It is natural to the extreme of privilege that it should affect occasional and absurd simplicities. The last generation of Versailles was eager for such things, and it had become the custom that a royal marriage should be registered not in any grand and parchment manner but in the common book of a parish church, the church to whose parish the palace was nominally attached. Father Allart, the rector of this, in whose hard and unimportant life such days were set, came in to give the book. The Grand Almoner set it before them and they signed—the King first, with his large and practised name; the Dauphin next in a writing that was thin, accurate, and null. He passed the pen to this little new wife of his, who was to sign third. At so practical a test her womanhood dropped off her, her exceedingly ignorant childhood returned. She got through the “Marie” with no mistake of spelling, but the letters were a trifle uncertain and the word askew. Why had not some one ruled a line as lines are ruled in copy-books? “Antoinette,” the second word, was larger and gave more trouble; the last letters fell away deplorably. And when it came to the third name, “Josepha,” it was too much for her altogether. She did her best with the “J”—it ended in a huge blot, and she became so flurried that she spelt her last name anyhow, without the “e,” and let it go to pieces. She was relieved to give the pen to Provence, who, though he was yet so young, wrote his name strongly like a man. Artois, Mesdames, the Orleans followed. Each as they signed could see at the head of the page that deplorable and dirty scrawl which the child, whose advent each of them feared, had left as a record of her fifteenth year.
The Court left the chapel.

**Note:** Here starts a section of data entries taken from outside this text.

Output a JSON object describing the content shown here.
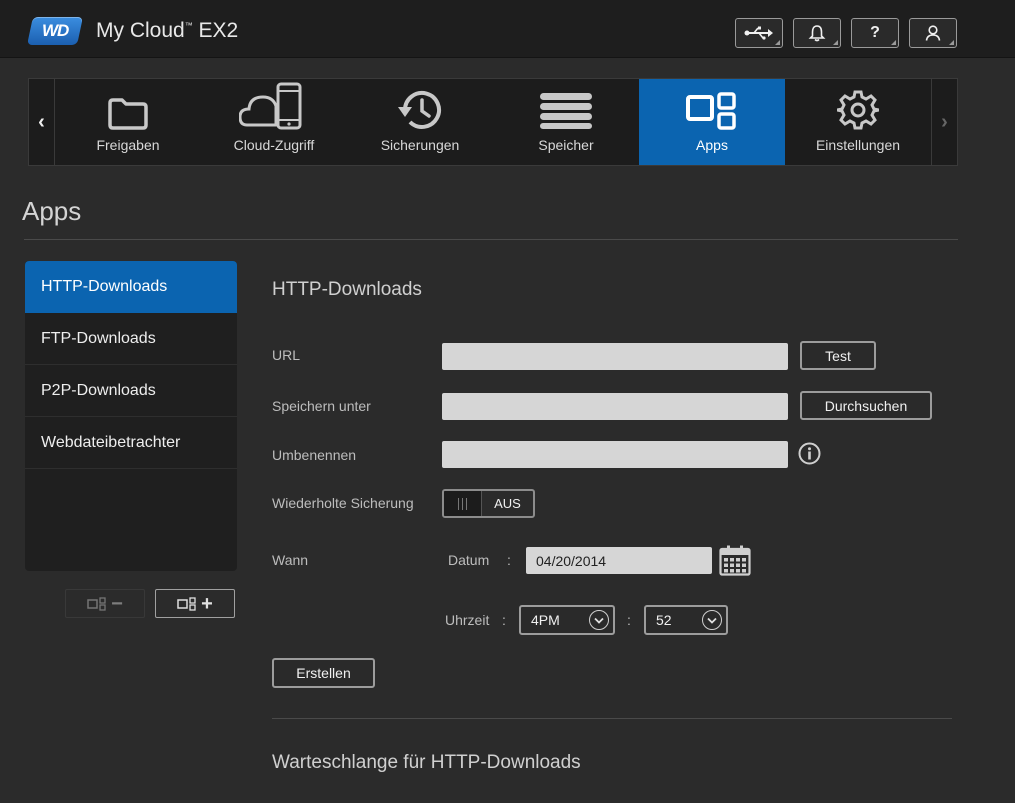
{
  "header": {
    "logo_text": "WD",
    "product_name": "My Cloud",
    "product_tm": "™",
    "product_model": "EX2",
    "buttons": [
      {
        "icon": "usb-icon",
        "glyph": "⇠•"
      },
      {
        "icon": "bell-icon",
        "glyph": "bell"
      },
      {
        "icon": "help-icon",
        "glyph": "?"
      },
      {
        "icon": "user-icon",
        "glyph": "user"
      }
    ]
  },
  "nav": {
    "items": [
      {
        "label": "Freigaben",
        "icon": "folder-icon"
      },
      {
        "label": "Cloud-Zugriff",
        "icon": "cloud-device-icon"
      },
      {
        "label": "Sicherungen",
        "icon": "history-icon"
      },
      {
        "label": "Speicher",
        "icon": "storage-stack-icon"
      },
      {
        "label": "Apps",
        "icon": "apps-grid-icon",
        "active": true
      },
      {
        "label": "Einstellungen",
        "icon": "gear-icon"
      }
    ]
  },
  "page": {
    "title": "Apps"
  },
  "sidebar": {
    "items": [
      {
        "label": "HTTP-Downloads",
        "active": true
      },
      {
        "label": "FTP-Downloads"
      },
      {
        "label": "P2P-Downloads"
      },
      {
        "label": "Webdateibetrachter"
      }
    ],
    "remove_app_symbol": "−",
    "add_app_symbol": "+"
  },
  "form": {
    "title": "HTTP-Downloads",
    "url_label": "URL",
    "url_value": "",
    "test_button": "Test",
    "save_to_label": "Speichern unter",
    "save_to_value": "",
    "browse_button": "Durchsuchen",
    "rename_label": "Umbenennen",
    "rename_value": "",
    "repeat_label": "Wiederholte Sicherung",
    "repeat_state": "AUS",
    "when_label": "Wann",
    "date_label": "Datum",
    "date_sep": ":",
    "date_value": "04/20/2014",
    "time_label": "Uhrzeit",
    "time_sep": ":",
    "hour_value": "4PM",
    "time_colon": ":",
    "minute_value": "52",
    "create_button": "Erstellen"
  },
  "queue": {
    "title": "Warteschlange für HTTP-Downloads"
  },
  "colors": {
    "accent": "#0b64b0",
    "background": "#2b2b2b",
    "input": "#d6d6d6"
  }
}
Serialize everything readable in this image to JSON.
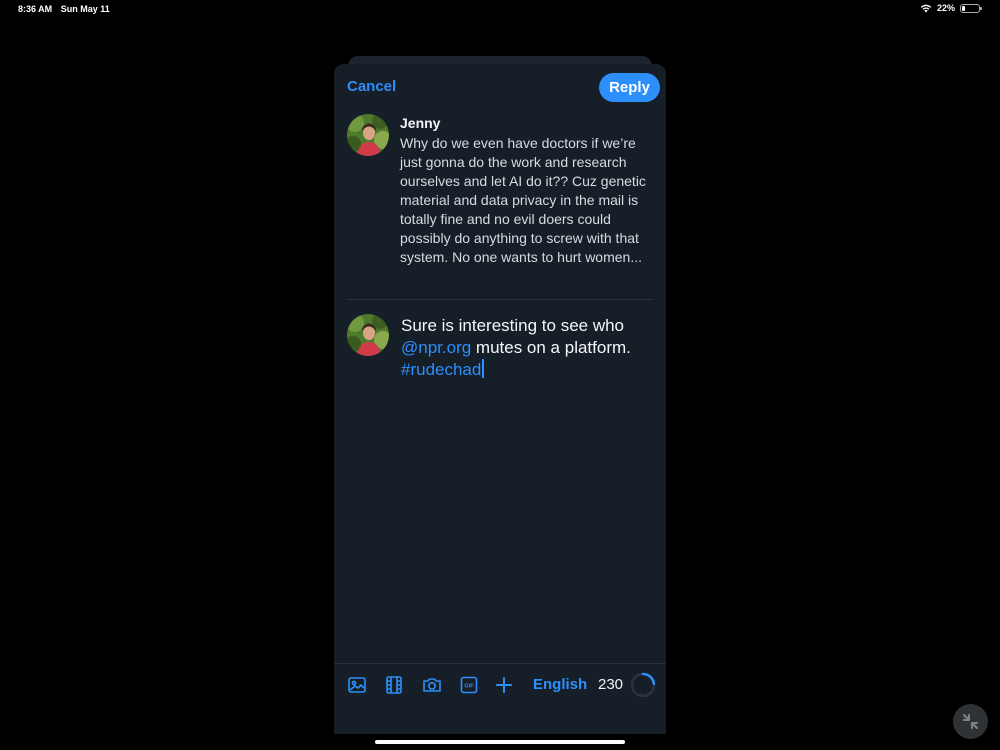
{
  "status_bar": {
    "time": "8:36 AM",
    "date": "Sun May 11",
    "battery": "22%"
  },
  "header": {
    "cancel_label": "Cancel",
    "reply_label": "Reply"
  },
  "parent_post": {
    "author": "Jenny",
    "text": "Why do we even have doctors if we’re just gonna do the work and research ourselves and let AI do it?? Cuz genetic material and data privacy in the mail is totally fine and no evil doers could possibly do anything to screw with that system. No one wants to hurt women..."
  },
  "compose": {
    "text_before": "Sure is interesting to see who ",
    "mention": "@npr.org",
    "text_after": " mutes on a platform. ",
    "hashtag": "#rudechad"
  },
  "toolbar": {
    "icons": [
      "image-icon",
      "video-icon",
      "camera-icon",
      "gif-icon",
      "plus-icon"
    ],
    "language": "English",
    "remaining_chars": "230",
    "char_progress": 0.23
  },
  "colors": {
    "accent": "#2c8ffb",
    "sheet_bg": "#161e27",
    "page_bg": "#000000"
  }
}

As they passed into the outer galleries of the palace before the enormous and increasing crowd which thronged the stairways and the landing-floors, the air seemed much darker than when they had passed in an hour before. Through the great windows the sky could be seen lowering for a storm. As she entered the private apartments to receive homage the darkness increased; the ceremony was not over before a first loud clap of thunder startled them; the rain fell with violence upon the populace that had crowded the gardens, the fireworks set out for that evening were drenched, the fine dresses of the Paris shop-women were spoiled: all the grandeur in front of the palace was lost in umbrellas. It cleared, and they crushed in, with their muddy boots well scraped, to file in thousands, a long procession urged on by the Guards and passing, behind a barrier, down the immense hall, where the tables were set for cards. The King and his Court played solemnly like actors who must pretend to see no audience, sitting thus as a public symbol of the nation.
The crowd passed thus, company after company, staring at Monarchy and at the dresses and the gems till the West grew dark, and the myriads of candles, reflected on a wall that was all mirrors, lent that evening its true colours. When the last reluctant sightseer had looked his last over his shoulder and had felt the tapestry drop behind him, the ceremony ceased, the tables were cleared, the King rose and conducted the bride to her room. A full ceremonial of etiquette was wearily and thoroughly performed, the Grand Almoner (once again) blessed the children’s bed, and that was the end of the marriage.
Outside, the crowd went back through the May night to their lodgings or to Paris, full of feasting, damp, surrounded by the fresh air that follows rain. They carried with them a confused memory of a great outing—music, grandeur, diamonds, innumerable lights, no fireworks, and a storm.
CHAPTER V
THE DAUPHINE
Wednesday, 16th of May 1770 to Tuesday, 10th of May 1774
WHEN the mock-marriage was over and the night passed, and when, with the Thursday morning, the long routine that was to be her life opened upon her, the child could watch with less excitement and with less illusion the nature of that new world. Her vivacity was not diminished, but her spirit immediately adopted a permanent attitude of astonished observation towards emotions and conventions whose general scheme she could not grasp at all. Daily the incidents which passed before her while they violently moved also repelled her senses; she was reconciled to them only by their repetition.
Versailles was the more bewildering to her because, in all its externals, it was the world she had known from her birth. The French cooking, architecture, dress, and social manner had for a century imposed themselves upon the palaces of Europe; but the French mind, now first in contact with her own, remained to her a marvellous and unpleasing revelation, which, even after years of regarding its energy, still shocked her.
There was a ball that night. She danced with her bright-eyed and tall young brother-in-law. At what he was sneering she could not understand, nor even if the boy’s expression was a sneer: she knew that it was strange. She did not notice the absence of half the Court; she did not know that her mother’s request for Precedence to be given to the Princesses of Lorraine had raised this silent French storm; had she been told she would not have comprehended. The extreme and individual French jealousies, the furious discussions that underlie the united formality of French etiquette, were alien and inhuman to her German breeding; for active and living, almost Southern, as was this Viennese girl, she enjoyed to the end the good simplicity of her mother’s race. She danced with young Chartres. If something in him chilled her, she could not divine what it was in that character which even then seemed closed, and which later was to make him vote her husband’s death, and sit at wine in his palace while she sat a prisoner and widowed in her prison at hand.